I have no idea what #2 was necessary in the Baltimore Catechism's answer, unless it was a poor way of saying that a baptized person (fully initiated into the Roman Catholic Church by virtue of their Baptism), who then knowingly and willfully separated themselves from the Faithful, could not be saved, as such an action would indeed comprise a mortal sin.
That all who die validly baptized and free from mortal sin will take their place among the Blessed is as certain a fact as anyone can ever possess.
Those separated from the Church are not free from mortal sin however. They are stained with the guilt of heresy, schism or apostasy.
In order for schism, or heresy, or apostasy, to be grievous sins which separate one from the Church, they must be formal.
Any Christian, at any given moment, is probably guilty of some material heresy, however obscure. But the good Christian, who has the fruits and gifts of the Holy Spirit, recants when corrected.
Others refuse to recant.
These fall into two categories:
1). Protestants, and,
2).
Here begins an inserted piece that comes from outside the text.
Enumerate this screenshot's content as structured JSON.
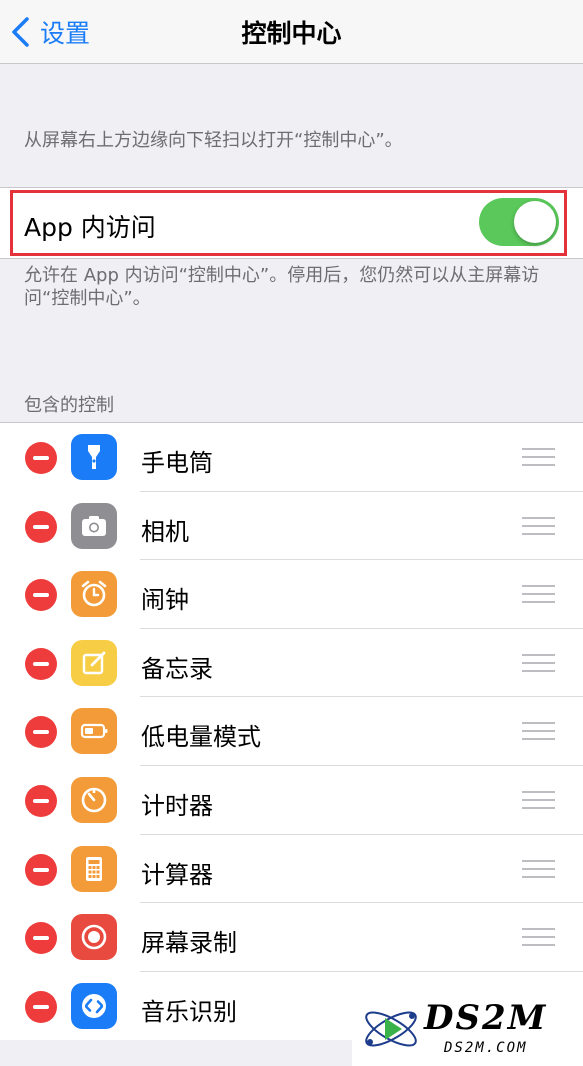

Sedevacantists.
The Protestant refuses to recant because he thinks in his pride that he understands Scripture so well that no one can tell him different.
The Sedevacantist refuses to recant because he thinks in his pride that he understands the teachings of the Church so well that no one can tell him different.
But the good Christian wages war against his pride and humbles himself before those prelates whom God has appointed to rule over him.